Compare that to other death tolls (all numbers rounded to the nearest thousand):
- American Civil War, total military deaths: 593,000, including disease, over four years.
- World War II: 419,000 total, including civilian deaths, over four years.
- American Civil War, Union deaths: 335,000 total, including disease, over four years.
- 1918 flu pandemic, second wave: 292,000 over four months.
- Heart disease (#1 cause of ongoing deaths): 270,000 per five months in 2017.
- Cancer (#2 cause of ongoing deaths): 250,000 per five months in 2017.
- COVID-19 is here right now, at 175,000 deaths.
- <From here on down, only some causes of death have been listed>
- World War I: 117,000 total, including disease, over roughly a year and a half.
- Accidental injuries (#3 cause of ongoing deaths): 71,000 per five months in 2017.
- Influenza: 61,000 in the 2017-2018 flu season, the worst in the past decade.
- Vietnam War: 58,000 total, over roughly nine years.
- American Civil War, Overland Campaign: 12,000 over two months.
Sorted by percent of the population killed, using the population numbers from the nearest census. The relative rankings of some things change, but COVID-19 remains in the #6 spot
- American Civil War, total military: 1.8%
- American Civil War, Union military: 1.5%
- World War II: 0.32%
- 1918 flu pandemic, second wave: 0.28%
- Heart disease, five-month average in 2017: 0.082%
- Cancer, five-month average in 2017: 0.076%
- COVID-19, March 1-August 21: 0.054%
- <From here on down, only some causes of death have been listed>
- American Civil War, Overland Campaign: 0.038%
- Vietnam War: 0.028%
- Accidental injuries, five-month average in 2017: 0.022%
- Influenza, 2017-2018 season: 0.018%
COVID-19 isn't the biggest killer of Americans in history, but it's well up there. Compared to other disease outbreaks, it's ahead of everything except the 1918 flu pandemic. Compared to non-contagious causes of death, it's ahead of everything except heart disease and cancer. And compared to mass-casualty events such as wars, it's ahead of everything except World War II and the American Civil War -- and it's ahead of any five-month slice of either of those wars.

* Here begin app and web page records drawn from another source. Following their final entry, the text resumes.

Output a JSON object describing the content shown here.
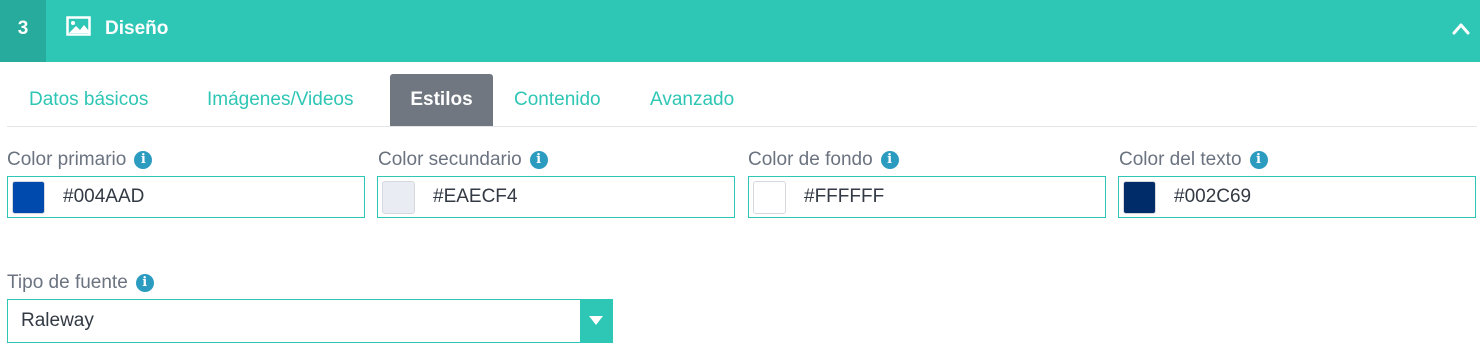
{
  "header": {
    "step": "3",
    "title": "Diseño",
    "icon": "image-icon",
    "collapse_icon": "chevron-up-icon",
    "bg_color": "#2ec6b5"
  },
  "tabs": [
    {
      "label": "Datos básicos",
      "active": false
    },
    {
      "label": "Imágenes/Videos",
      "active": false
    },
    {
      "label": "Estilos",
      "active": true
    },
    {
      "label": "Contenido",
      "active": false
    },
    {
      "label": "Avanzado",
      "active": false
    }
  ],
  "colors": [
    {
      "label": "Color primario",
      "value": "#004AAD"
    },
    {
      "label": "Color secundario",
      "value": "#EAECF4"
    },
    {
      "label": "Color de fondo",
      "value": "#FFFFFF"
    },
    {
      "label": "Color del texto",
      "value": "#002C69"
    }
  ],
  "font": {
    "label": "Tipo de fuente",
    "value": "Raleway"
  },
  "info_glyph": "i"
}
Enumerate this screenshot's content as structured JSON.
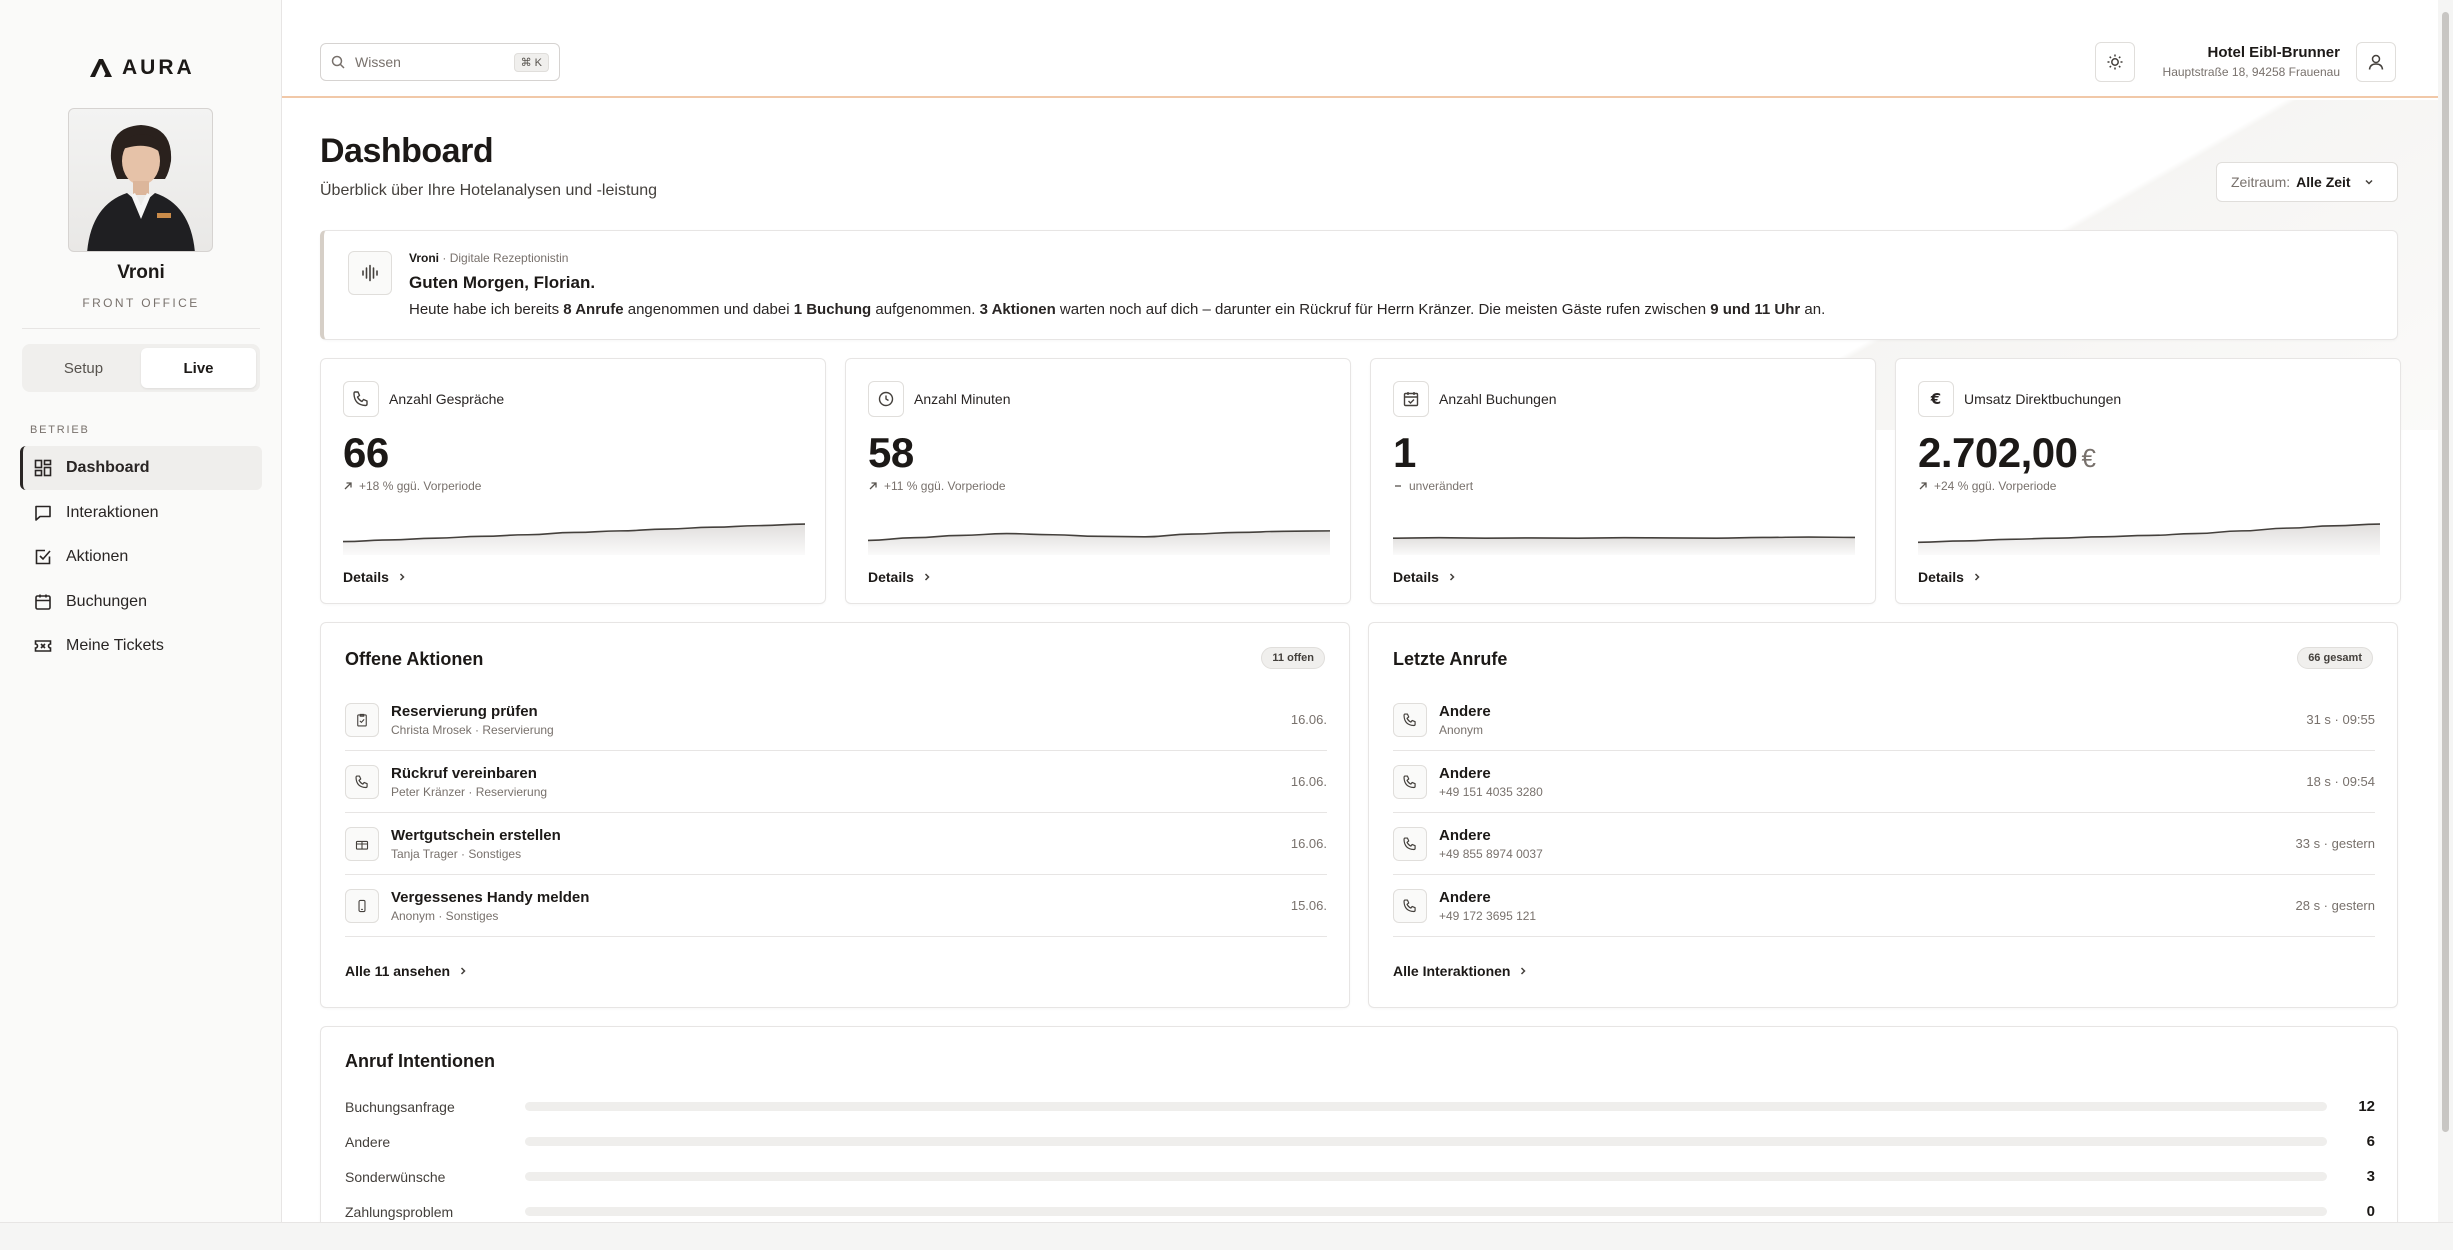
{
  "app": {
    "logo_text": "AURA"
  },
  "agent": {
    "name": "Vroni",
    "role": "FRONT OFFICE"
  },
  "mode": {
    "setup_label": "Setup",
    "live_label": "Live",
    "active": "Live"
  },
  "sidebar": {
    "section_label": "BETRIEB",
    "items": [
      {
        "label": "Dashboard",
        "icon": "dashboard-icon",
        "active": true
      },
      {
        "label": "Interaktionen",
        "icon": "chat-icon",
        "active": false
      },
      {
        "label": "Aktionen",
        "icon": "checkbox-icon",
        "active": false
      },
      {
        "label": "Buchungen",
        "icon": "calendar-icon",
        "active": false
      },
      {
        "label": "Meine Tickets",
        "icon": "ticket-icon",
        "active": false
      }
    ]
  },
  "header": {
    "search_placeholder": "Wissen",
    "search_shortcut": "⌘ K",
    "hotel_name": "Hotel Eibl-Brunner",
    "hotel_address": "Hauptstraße 18, 94258 Frauenau"
  },
  "page": {
    "title": "Dashboard",
    "subtitle": "Überblick über Ihre Hotelanalysen und -leistung",
    "range_label": "Zeitraum:",
    "range_value": "Alle Zeit"
  },
  "welcome": {
    "name": "Vroni",
    "separator": " · ",
    "role": "Digitale Rezeptionistin",
    "greeting": "Guten Morgen, Florian.",
    "message_parts": [
      {
        "text": "Heute habe ich bereits ",
        "bold": false
      },
      {
        "text": "8 Anrufe",
        "bold": true
      },
      {
        "text": " angenommen und dabei ",
        "bold": false
      },
      {
        "text": "1 Buchung",
        "bold": true
      },
      {
        "text": " aufgenommen. ",
        "bold": false
      },
      {
        "text": "3 Aktionen",
        "bold": true
      },
      {
        "text": " warten noch auf dich – darunter ein Rückruf für Herrn Kränzer. Die meisten Gäste rufen zwischen ",
        "bold": false
      },
      {
        "text": "9 und 11 Uhr",
        "bold": true
      },
      {
        "text": " an.",
        "bold": false
      }
    ]
  },
  "kpis": [
    {
      "label": "Anzahl Gespräche",
      "icon": "phone-icon",
      "value": "66",
      "currency": "",
      "trend": "up",
      "change": "+18 % ggü. Vorperiode",
      "details": "Details",
      "spark": [
        0.15,
        0.22,
        0.3,
        0.38,
        0.45,
        0.55,
        0.62,
        0.7,
        0.78,
        0.85,
        0.92
      ]
    },
    {
      "label": "Anzahl Minuten",
      "icon": "clock-icon",
      "value": "58",
      "currency": "",
      "trend": "up",
      "change": "+11 % ggü. Vorperiode",
      "details": "Details",
      "spark": [
        0.2,
        0.32,
        0.42,
        0.5,
        0.45,
        0.38,
        0.36,
        0.48,
        0.55,
        0.6,
        0.62
      ]
    },
    {
      "label": "Anzahl Buchungen",
      "icon": "calendar-check-icon",
      "value": "1",
      "currency": "",
      "trend": "flat",
      "change": "unverändert",
      "details": "Details",
      "spark": [
        0.3,
        0.32,
        0.3,
        0.31,
        0.3,
        0.32,
        0.31,
        0.3,
        0.33,
        0.35,
        0.33
      ]
    },
    {
      "label": "Umsatz Direktbuchungen",
      "icon": "euro-icon",
      "value": "2.702,00",
      "currency": "€",
      "trend": "up",
      "change": "+24 % ggü. Vorperiode",
      "details": "Details",
      "spark": [
        0.12,
        0.18,
        0.25,
        0.3,
        0.36,
        0.42,
        0.5,
        0.62,
        0.74,
        0.84,
        0.92
      ]
    }
  ],
  "actions": {
    "title": "Offene Aktionen",
    "badge": "11 offen",
    "items": [
      {
        "title": "Reservierung prüfen",
        "subtitle": "Christa Mrosek · Reservierung",
        "date": "16.06.",
        "icon": "clipboard-check-icon"
      },
      {
        "title": "Rückruf vereinbaren",
        "subtitle": "Peter Kränzer · Reservierung",
        "date": "16.06.",
        "icon": "phone-icon"
      },
      {
        "title": "Wertgutschein erstellen",
        "subtitle": "Tanja Trager · Sonstiges",
        "date": "16.06.",
        "icon": "gift-icon"
      },
      {
        "title": "Vergessenes Handy melden",
        "subtitle": "Anonym · Sonstiges",
        "date": "15.06.",
        "icon": "smartphone-icon"
      }
    ],
    "footer": "Alle 11 ansehen"
  },
  "calls": {
    "title": "Letzte Anrufe",
    "badge": "66 gesamt",
    "items": [
      {
        "title": "Andere",
        "subtitle": "Anonym",
        "meta": "31 s · 09:55",
        "icon": "phone-icon"
      },
      {
        "title": "Andere",
        "subtitle": "+49 151 4035 3280",
        "meta": "18 s · 09:54",
        "icon": "phone-icon"
      },
      {
        "title": "Andere",
        "subtitle": "+49 855 8974 0037",
        "meta": "33 s · gestern",
        "icon": "phone-icon"
      },
      {
        "title": "Andere",
        "subtitle": "+49 172 3695 121",
        "meta": "28 s · gestern",
        "icon": "phone-icon"
      }
    ],
    "footer": "Alle Interaktionen"
  },
  "intents": {
    "title": "Anruf Intentionen",
    "items": [
      {
        "label": "Buchungsanfrage",
        "value": "12",
        "fraction": 0
      },
      {
        "label": "Andere",
        "value": "6",
        "fraction": 0
      },
      {
        "label": "Sonderwünsche",
        "value": "3",
        "fraction": 0
      },
      {
        "label": "Zahlungsproblem",
        "value": "0",
        "fraction": 0
      }
    ]
  },
  "colors": {
    "accent_line": "#f1c8a8",
    "text": "#1c1917",
    "muted": "#78716c"
  }
}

More people dying from COVID-19 won't change the relative ordering, barring a disastrous third wave -- the COVID-19 rate is currently lower than that for cancer or heart disease (so it won't pass them), the COVID-19 total is already ahead of the annual total for accidents (so it can't fall behind it), and the 1918 pandemic is far enough ahead of COVID-19 that it isn't likely to be surpassed, particularly as a percentage of population killed.